コンテナ仮想化の仕組み:従来の仮想化との違い
仮想化の方式を比較すると、Dockerの優位性がよくわかります。
従来の仮想マシン(VM)
- ハイパーバイザー上にゲストOSを含む完全な仮想マシンを構築
- 起動に数分かかり、リソース消費が大きい
- 環境の再現性は高いが、重量級で取り扱いが難しい
Dockerコンテナ
- ホストOSのカーネルを共有し、プロセスレベルで隔離
- 起動は数秒、リソース消費が少なく軽量
- Dockerfileという設定ファイルで環境を完全に再現可能
Dockerの主要概念:イメージ・コンテナ・レジストリ
Dockerイメージ
コンテナの設計図となる読み取り専用のテンプレートです。OSの設定・ライブラリ・アプリケーションコードをすべて含んでいます。Dockerfileから作成されます。
Dockerコンテナ
イメージを実行した状態です。同一イメージから複数のコンテナを起動でき、互いに隔離されています。
コンテナレジストリ
DockerイメージをAWSのECRやAzure ACRのようなコンテナレジストリ(イメージ保管庫)に保存・管理します。renueのプロジェクトでもAzure Container Registry(ACR)を活用しています。
AI/ML環境構築でDockerが選ばれる理由
機械学習・AI開発においてDockerは特に重要な役割を担います。
環境再現性の確保
PythonのバージョンやTensorFlow・PyTorchのバージョン違いによる「自分の環境では動くが本番では動かない」問題を根本から解決します。コンテナ内に必要な全ライブラリを封じ込め、どの環境でも同一の結果が得られます。
GPUの利用
NVIDIA Container Toolkit(旧nvidia-docker)を使うことで、コンテナ内からGPUにアクセスできます。複数のAIモデルを異なるGPU環境で並行して動かすことも可能です。
スケールアウトの容易性
同一イメージから複数コンテナを並列起動することで、推論処理の水平スケールが容易に実現できます。
チーム開発の効率化
Dockerfileをバージョン管理することで、チーム全員が同じ開発環境を共有できます。新メンバーの環境構築時間を大幅に短縮します。
Dockerの実用的な活用例
renueが手がけるAIプロジェクトでは、FastAPIバックエンド・機械学習モデル・データ処理バッチをすべてDocker化し、Azure Container AppsやGCP Cloud Runでデプロイしています。これにより環境差分によるトラブルをゼロに近づけ、CI/CDパイプラインによる自動デプロイを実現しています。
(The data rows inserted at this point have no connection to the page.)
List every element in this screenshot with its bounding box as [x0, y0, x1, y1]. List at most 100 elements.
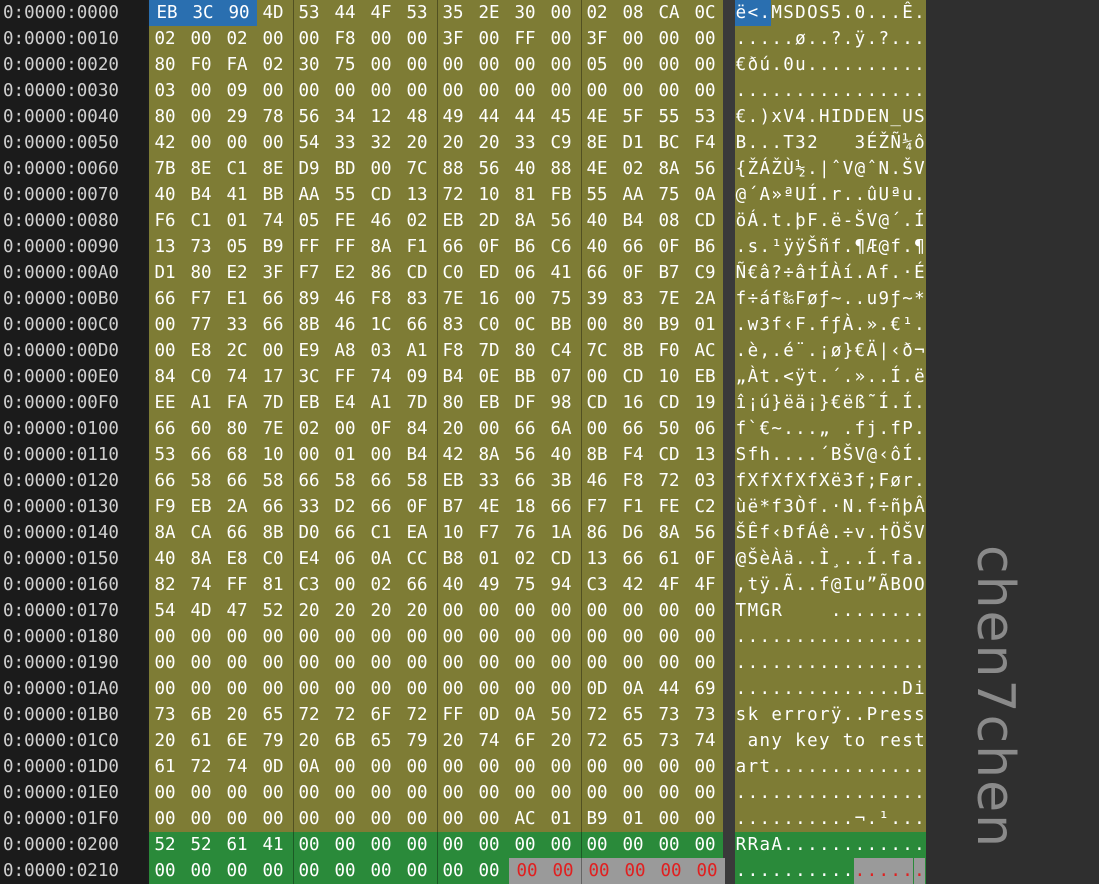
hex-byte[interactable]: FF — [223, 572, 251, 598]
ascii-char[interactable]: € — [735, 104, 747, 130]
ascii-char[interactable]: Ã — [783, 572, 795, 598]
ascii-char[interactable]: . — [795, 806, 807, 832]
ascii-char[interactable]: f — [795, 520, 807, 546]
hex-byte[interactable]: 46 — [331, 286, 359, 312]
hex-byte[interactable]: 10 — [475, 182, 503, 208]
ascii-char[interactable]: . — [830, 806, 842, 832]
ascii-char[interactable]: . — [842, 858, 854, 884]
ascii-char[interactable]: r — [795, 702, 807, 728]
hex-byte[interactable]: 79 — [403, 728, 431, 754]
hex-byte[interactable]: 66 — [619, 546, 647, 572]
hex-byte[interactable]: 00 — [331, 780, 359, 806]
hex-byte[interactable]: 00 — [655, 650, 683, 676]
ascii-char[interactable]: V — [783, 104, 795, 130]
ascii-char[interactable]: Í — [890, 364, 902, 390]
ascii-char[interactable]: . — [806, 442, 818, 468]
ascii-char[interactable]: . — [866, 520, 878, 546]
hex-byte[interactable]: 00 — [511, 624, 539, 650]
hex-byte[interactable]: 72 — [403, 702, 431, 728]
ascii-char[interactable]: F — [806, 208, 818, 234]
hex-byte[interactable]: 60 — [187, 416, 215, 442]
ascii-char[interactable]: @ — [830, 572, 842, 598]
hex-byte[interactable]: F8 — [439, 338, 467, 364]
hex-byte[interactable]: CD — [655, 390, 683, 416]
hex-byte[interactable]: 00 — [655, 754, 683, 780]
ascii-char[interactable]: . — [842, 546, 854, 572]
hex-byte[interactable]: 2A — [223, 494, 251, 520]
hex-byte[interactable]: BB — [259, 182, 287, 208]
hex-byte[interactable]: 7E — [439, 286, 467, 312]
ascii-char[interactable]: . — [878, 0, 890, 26]
ascii-char[interactable]: ø — [795, 26, 807, 52]
ascii-char[interactable]: Ö — [890, 520, 902, 546]
hex-byte[interactable]: 8B — [259, 520, 287, 546]
ascii-char[interactable]: . — [914, 546, 926, 572]
ascii-char[interactable]: f — [759, 468, 771, 494]
hex-byte[interactable]: 72 — [655, 468, 683, 494]
ascii-char[interactable]: . — [771, 754, 783, 780]
ascii-char[interactable]: ´ — [830, 364, 842, 390]
ascii-char[interactable]: r — [818, 702, 830, 728]
ascii-char[interactable]: É — [866, 130, 878, 156]
hex-byte[interactable]: 4F — [655, 572, 683, 598]
ascii-char[interactable]: . — [806, 676, 818, 702]
hex-byte[interactable]: 00 — [619, 754, 647, 780]
hex-byte[interactable]: 75 — [511, 572, 539, 598]
hex-byte[interactable]: 8E — [583, 130, 611, 156]
ascii-char[interactable]: w — [747, 312, 759, 338]
hex-byte[interactable]: 05 — [223, 234, 251, 260]
ascii-char[interactable]: . — [818, 182, 830, 208]
ascii-char[interactable]: . — [758, 0, 771, 26]
ascii-char[interactable]: ¹ — [771, 234, 783, 260]
hex-byte[interactable]: 00 — [475, 650, 503, 676]
hex-byte[interactable]: 48 — [403, 104, 431, 130]
ascii-char[interactable]: ~ — [771, 416, 783, 442]
hex-byte[interactable]: FB — [547, 182, 575, 208]
ascii-char[interactable]: ø — [806, 286, 818, 312]
hex-byte[interactable]: 00 — [547, 624, 575, 650]
ascii-char[interactable]: a — [735, 754, 747, 780]
hex-byte[interactable]: 81 — [511, 182, 539, 208]
hex-byte[interactable]: 08 — [619, 0, 647, 26]
ascii-char[interactable]: . — [866, 676, 878, 702]
hex-byte[interactable]: 00 — [655, 832, 683, 858]
hex-byte[interactable]: 49 — [439, 104, 467, 130]
hex-byte[interactable]: 00 — [655, 780, 683, 806]
hex-byte[interactable]: 00 — [295, 78, 323, 104]
ascii-char[interactable]: a — [902, 546, 914, 572]
ascii-char[interactable]: . — [878, 546, 890, 572]
hex-byte[interactable]: 00 — [403, 858, 431, 884]
ascii-char[interactable]: n — [759, 728, 771, 754]
ascii-char[interactable]: . — [771, 858, 783, 884]
ascii-char[interactable]: r — [902, 468, 914, 494]
ascii-char[interactable]: . — [818, 650, 830, 676]
hex-byte[interactable]: 02 — [223, 26, 251, 52]
ascii-char[interactable]: | — [818, 156, 830, 182]
hex-byte[interactable]: 74 — [223, 754, 251, 780]
hex-row[interactable]: 0:0000:0190 00 00 00 00 00 00 00 00 00 00 00 00 00 00 0… — [0, 650, 926, 676]
ascii-char[interactable]: F — [795, 312, 807, 338]
ascii-char[interactable]: f — [783, 468, 795, 494]
ascii-char[interactable]: . — [806, 26, 818, 52]
ascii-char[interactable]: ú — [759, 390, 771, 416]
ascii-char[interactable]: Ê — [747, 520, 759, 546]
ascii-char[interactable]: · — [902, 260, 914, 286]
ascii-char[interactable]: . — [854, 260, 866, 286]
hex-byte[interactable]: 8E — [187, 156, 215, 182]
ascii-char[interactable]: . — [914, 0, 926, 26]
ascii-char[interactable]: f — [878, 260, 890, 286]
ascii-char[interactable]: . — [878, 780, 890, 806]
hex-byte[interactable]: 00 — [367, 156, 395, 182]
hex-byte[interactable]: F0 — [655, 338, 683, 364]
hex-byte[interactable]: F8 — [331, 26, 359, 52]
hex-byte[interactable]: B7 — [439, 494, 467, 520]
hex-byte[interactable]: 0A — [619, 676, 647, 702]
hex-byte[interactable]: 00 — [187, 806, 215, 832]
hex-byte[interactable]: D9 — [295, 156, 323, 182]
hex-byte[interactable]: 20 — [331, 598, 359, 624]
hex-byte[interactable]: 66 — [511, 468, 539, 494]
ascii-char[interactable]: . — [759, 780, 771, 806]
hex-byte[interactable]: 00 — [223, 650, 251, 676]
hex-byte[interactable]: 00 — [331, 754, 359, 780]
hex-byte[interactable]: 00 — [691, 52, 719, 78]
また、社内の開発AIエージェント環境でもDockerとKubernetesを組み合わせたコンテナ基盤を活用し、複数のAIエージェントを効率的に管理・スケールさせる仕組みを構築しています。
Dockerを使い始めるための基本コマンド
docker pull [イメージ名]:レジストリからイメージを取得docker build -t [名前] .:Dockerfileからイメージをビルドdocker run [イメージ名]:コンテナを起動docker ps:実行中のコンテナ一覧を表示docker-compose up:複数コンテナを一括起動
FAQ
Q1. DockerとKubernetesの違いは何ですか?
Dockerは個別コンテナの作成・実行ツールです。Kubernetes(K8s)は複数のコンテナを大規模に管理・オーケストレーションするプラットフォームです。大規模運用時は両者を組み合わせて使います。
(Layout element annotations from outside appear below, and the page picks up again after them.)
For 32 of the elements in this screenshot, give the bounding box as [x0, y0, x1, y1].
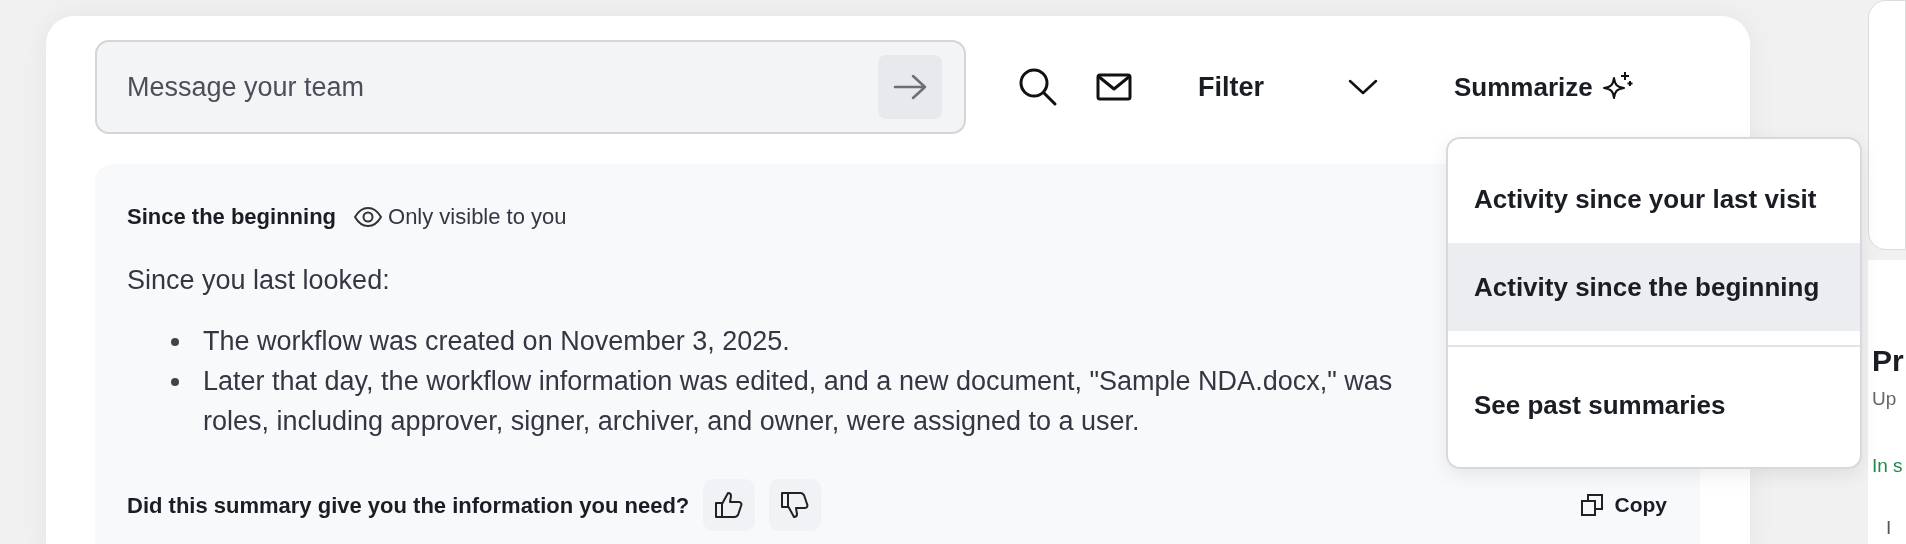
panel-row-text: I [1886, 516, 1892, 540]
message-input[interactable]: Message your team [95, 40, 966, 134]
summary-text-line: roles, including approver, signer, archiver, and owner, were assigned to a user. [203, 405, 1140, 438]
menu-item[interactable]: See past summaries [1448, 361, 1860, 449]
summary-intro: Since you last looked: [127, 264, 390, 297]
thumbs-up-button[interactable] [703, 479, 756, 531]
eye-icon [354, 206, 382, 227]
menu-item[interactable]: Activity since your last visit [1448, 155, 1860, 243]
feedback-question: Did this summary give you the information you need? [127, 491, 690, 520]
thumbs-down-icon [780, 490, 811, 520]
summary-text-line: The workflow was created on November 3, 2025. [203, 325, 790, 358]
panel-heading: Pr [1872, 343, 1904, 379]
menu-item[interactable]: Activity since the beginning [1448, 243, 1860, 331]
search-icon [1018, 67, 1058, 107]
thumbs-up-icon [714, 490, 745, 520]
visibility-note: Only visible to you [388, 203, 567, 231]
status-text: In s [1872, 453, 1903, 478]
chevron-down-icon [1348, 78, 1378, 96]
summary-text-line: Later that day, the workflow information was edited, and a new document, "Sample NDA.docx," was [203, 365, 1393, 398]
send-button[interactable] [878, 55, 942, 119]
summarize-button[interactable]: Summarize [1454, 67, 1635, 107]
mail-button[interactable] [1094, 71, 1134, 103]
panel-subtitle: Up [1872, 387, 1897, 411]
filter-dropdown[interactable]: Filter [1198, 66, 1378, 108]
thumbs-down-button[interactable] [769, 479, 822, 531]
bullet-icon [171, 378, 179, 386]
summary-title: Since the beginning [127, 203, 336, 231]
copy-icon [1580, 494, 1603, 516]
copy-button[interactable]: Copy [1580, 489, 1667, 521]
bullet-icon [171, 338, 179, 346]
envelope-icon [1096, 73, 1132, 101]
arrow-right-icon [893, 74, 927, 100]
Q2. DockerはWindowsでも使えますか?
はい。Docker DesktopをインストールすることでWindows・macOS・Linuxすべてで使用できます。
Q3. AI開発でDockerを使うメリットは何ですか?
環境依存のトラブルをなくし、チーム間・本番環境間での再現性を確保できます。特にPythonのライブラリバージョン管理に効果的です。
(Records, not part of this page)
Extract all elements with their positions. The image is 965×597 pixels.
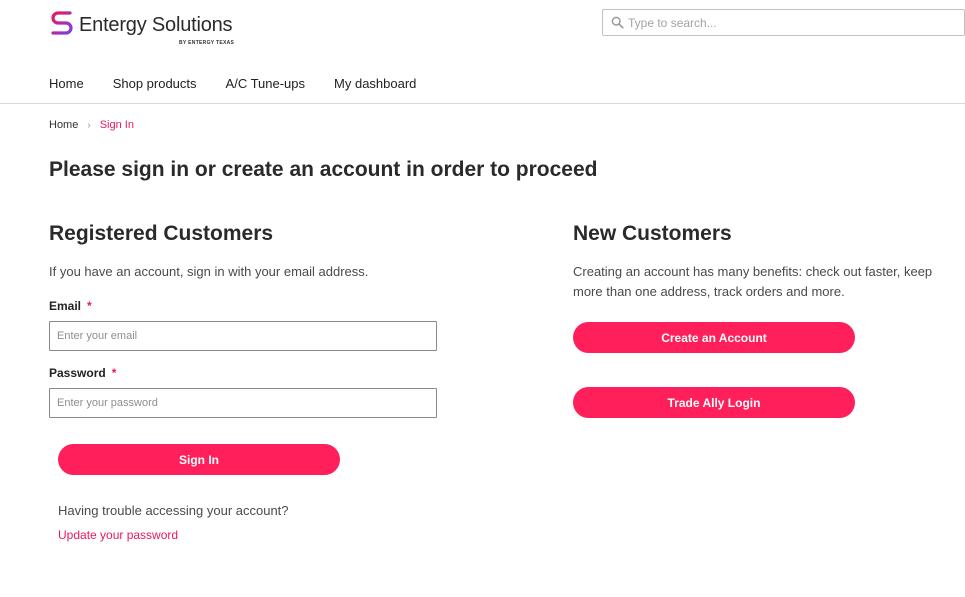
brand-logo[interactable]: Entergy Solutions BY ENTERGY TEXAS (49, 9, 249, 49)
site-header: Entergy Solutions BY ENTERGY TEXAS Home … (0, 0, 965, 104)
create-account-button[interactable]: Create an Account (573, 322, 855, 353)
search-icon[interactable] (611, 16, 624, 29)
password-field[interactable] (49, 388, 437, 418)
trade-ally-login-button[interactable]: Trade Ally Login (573, 387, 855, 418)
main-nav: Home Shop products A/C Tune-ups My dashb… (49, 76, 445, 91)
email-label: Email * (49, 299, 92, 313)
new-customers-title: New Customers (573, 222, 732, 245)
password-label: Password * (49, 366, 116, 380)
brand-subtitle: BY ENTERGY TEXAS (179, 40, 235, 46)
password-label-text: Password (49, 366, 106, 380)
email-label-text: Email (49, 299, 82, 313)
update-password-link[interactable]: Update your password (58, 528, 178, 542)
new-customers-section: New Customers Creating an account has ma… (573, 222, 943, 418)
breadcrumb-separator-icon: › (87, 119, 91, 131)
registered-customers-description: If you have an account, sign in with you… (49, 264, 369, 279)
trouble-accessing-text: Having trouble accessing your account? (58, 503, 289, 518)
search-box (602, 9, 965, 36)
brand-name: Entergy Solutions (79, 14, 233, 36)
entergy-logo-icon (51, 11, 73, 35)
nav-item-my-dashboard[interactable]: My dashboard (334, 76, 416, 91)
breadcrumb: Home › Sign In (49, 119, 134, 131)
sign-in-button[interactable]: Sign In (58, 444, 340, 475)
nav-item-home[interactable]: Home (49, 76, 84, 91)
search-input[interactable] (628, 13, 958, 32)
nav-item-ac-tune-ups[interactable]: A/C Tune-ups (226, 76, 306, 91)
nav-item-shop-products[interactable]: Shop products (113, 76, 197, 91)
email-field[interactable] (49, 321, 437, 351)
page-title: Please sign in or create an account in o… (49, 158, 598, 181)
breadcrumb-current: Sign In (99, 119, 134, 131)
password-required-mark: * (111, 366, 117, 380)
breadcrumb-home[interactable]: Home (49, 119, 78, 131)
new-customers-description: Creating an account has many benefits: c… (573, 264, 933, 299)
registered-customers-title: Registered Customers (49, 222, 274, 245)
email-required-mark: * (87, 299, 92, 313)
registered-customers-section: Registered Customers If you have an acco… (49, 222, 449, 542)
Q4. DockerイメージのサイズはAI/MLで問題になりますか?
大型のAIライブラリを含むイメージはGB単位になることがあります。マルチステージビルドやベースイメージの最適化でサイズを削減できます。
Q5. セキュリティ面での注意点は?
コンテナを非rootユーザーで実行する、信頼できるベースイメージを使用する、定期的に脆弱性スキャンを行うなどの対策が必要です。